KENNESAW, Ga. (Aug 28, 2017) — Last weekend, Dr. Volker Franke united master students, PhD students, and alumni from both programs for an exciting take on his Peacebuilding Assessment and Case Writing course. The class enabled participants to apply specific conflict management skills to the analysis of complex emergencies, international conflict and/or post-conflict reconstruction. Through classroom discussion, exercises and role play, students developed policy recommendations and designed and planned strategies for conflict prevention and intervention. This year, the exercise was designed specifically to enable local and regional actors to negotiate better multi-party agreements in complex settings. The exercise, simulating key stakeholder positions in the "water wars" between Georgia, Florida and Alabama, applied and tested a conceptual model and a "shared information platform" developed by Dr.
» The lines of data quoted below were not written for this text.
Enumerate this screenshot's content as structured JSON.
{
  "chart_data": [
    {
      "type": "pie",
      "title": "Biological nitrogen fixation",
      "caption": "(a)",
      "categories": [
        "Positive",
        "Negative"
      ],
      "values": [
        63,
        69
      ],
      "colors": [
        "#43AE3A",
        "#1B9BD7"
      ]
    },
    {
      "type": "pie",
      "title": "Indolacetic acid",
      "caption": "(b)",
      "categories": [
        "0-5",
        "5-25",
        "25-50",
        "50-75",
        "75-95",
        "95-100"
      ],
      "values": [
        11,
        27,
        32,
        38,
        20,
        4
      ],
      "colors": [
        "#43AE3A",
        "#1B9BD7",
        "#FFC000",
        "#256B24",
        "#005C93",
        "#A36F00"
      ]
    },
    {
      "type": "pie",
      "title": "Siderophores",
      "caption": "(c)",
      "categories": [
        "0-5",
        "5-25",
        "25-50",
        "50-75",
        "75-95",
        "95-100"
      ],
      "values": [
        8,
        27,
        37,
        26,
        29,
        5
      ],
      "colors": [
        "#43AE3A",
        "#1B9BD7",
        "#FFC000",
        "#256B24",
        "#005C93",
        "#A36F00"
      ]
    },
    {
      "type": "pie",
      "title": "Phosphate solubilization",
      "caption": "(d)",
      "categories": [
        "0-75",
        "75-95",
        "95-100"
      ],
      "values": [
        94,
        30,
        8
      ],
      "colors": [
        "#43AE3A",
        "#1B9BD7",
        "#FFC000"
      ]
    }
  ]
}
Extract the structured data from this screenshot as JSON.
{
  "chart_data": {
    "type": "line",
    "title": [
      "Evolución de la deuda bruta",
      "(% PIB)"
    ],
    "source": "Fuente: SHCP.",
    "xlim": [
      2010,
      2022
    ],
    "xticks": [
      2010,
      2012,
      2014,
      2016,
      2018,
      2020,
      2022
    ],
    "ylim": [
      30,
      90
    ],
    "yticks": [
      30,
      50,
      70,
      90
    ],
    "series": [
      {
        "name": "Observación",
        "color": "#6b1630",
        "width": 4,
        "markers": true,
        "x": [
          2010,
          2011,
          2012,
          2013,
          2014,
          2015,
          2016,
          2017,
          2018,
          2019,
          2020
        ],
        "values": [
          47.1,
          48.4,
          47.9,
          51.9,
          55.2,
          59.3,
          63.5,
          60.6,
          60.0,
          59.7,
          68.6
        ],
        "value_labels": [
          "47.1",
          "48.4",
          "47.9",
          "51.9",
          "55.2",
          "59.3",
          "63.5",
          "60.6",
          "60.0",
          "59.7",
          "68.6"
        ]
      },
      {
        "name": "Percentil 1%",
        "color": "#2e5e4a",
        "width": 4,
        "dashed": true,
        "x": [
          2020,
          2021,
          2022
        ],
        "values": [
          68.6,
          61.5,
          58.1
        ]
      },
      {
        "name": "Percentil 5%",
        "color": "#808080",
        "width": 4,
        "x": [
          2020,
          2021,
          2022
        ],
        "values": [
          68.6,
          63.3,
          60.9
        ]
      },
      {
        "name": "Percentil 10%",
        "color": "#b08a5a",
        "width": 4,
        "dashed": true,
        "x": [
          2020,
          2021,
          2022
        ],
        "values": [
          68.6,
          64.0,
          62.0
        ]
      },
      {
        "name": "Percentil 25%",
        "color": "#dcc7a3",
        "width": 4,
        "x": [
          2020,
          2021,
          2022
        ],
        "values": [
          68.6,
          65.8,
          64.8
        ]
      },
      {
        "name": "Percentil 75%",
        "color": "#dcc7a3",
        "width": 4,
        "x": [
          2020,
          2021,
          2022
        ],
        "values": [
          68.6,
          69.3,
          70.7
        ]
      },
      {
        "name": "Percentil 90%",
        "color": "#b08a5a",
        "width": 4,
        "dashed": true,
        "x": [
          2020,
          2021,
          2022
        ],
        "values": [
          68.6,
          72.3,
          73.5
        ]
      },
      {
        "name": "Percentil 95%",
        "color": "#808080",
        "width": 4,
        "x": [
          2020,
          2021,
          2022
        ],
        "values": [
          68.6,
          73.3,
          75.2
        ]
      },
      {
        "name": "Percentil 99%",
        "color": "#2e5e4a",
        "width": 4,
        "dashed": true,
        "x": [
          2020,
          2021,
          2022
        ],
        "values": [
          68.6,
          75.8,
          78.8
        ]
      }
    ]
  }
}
Eric Wolterstorff, who, through his company Sovereignty First (http://sovereigntyfirst.com/), has been actively engaged in peacebuilding efforts in Jordan and Syria.
Together, with their colleague Mary Dumas, an independent dispute resolution practitioner, Drs. Franke and Woltertstorff lead the class/workshop and conducted the exercises to "lab test" some of the key concepts and tools before they are released to the field in the training of US military officers, humanitarian workers operating in post-conflict reconstruction and reintegration efforts. The idea underlying the exercise, and subsequently the training of conflict management practitioners, is that enabling critical actors in a conflict to share their perceptions and values in a safe, open and supportive environment, enhances their understanding for the perceptions of others, empowers them to recognize value congruence and work toward broadly shared community based conflict transformation processes and structures.
Participants in this workshop honed their empathetic listening skills and learned how to better understand diverse perspectives in complex and conflict settings, how to assess levels of national capacity to respond to existential threats, how to create a shared information platform, develop an actors map, design a comprehensive needs assessment, apply group response-to-threat methodology and transform the political sphere to open platforms. This unique opportunity to unite members of the SCMPD family allowed students and alumni alike to be part of a meaningful deployment preparation training and reconstruction application designed to be used in actual conflict management strategy.
The feedback received from current students and alumni about opening new learning opportunities to the KSU conflict management family was very positive.
As one recent MSCM alumnae commented:
"Not only did I get to learn about a fascinating new tool for peace building (seriously amazing!), but I got to do it alongside people at all different levels of their professional and academic careers, whose perspectives gave added depth to the material. It was also fascinating to see Volker, Eric, and Mary working in tandem, building off each other's very different experiences, and adapting methodologies on the fly to explore new possibilities."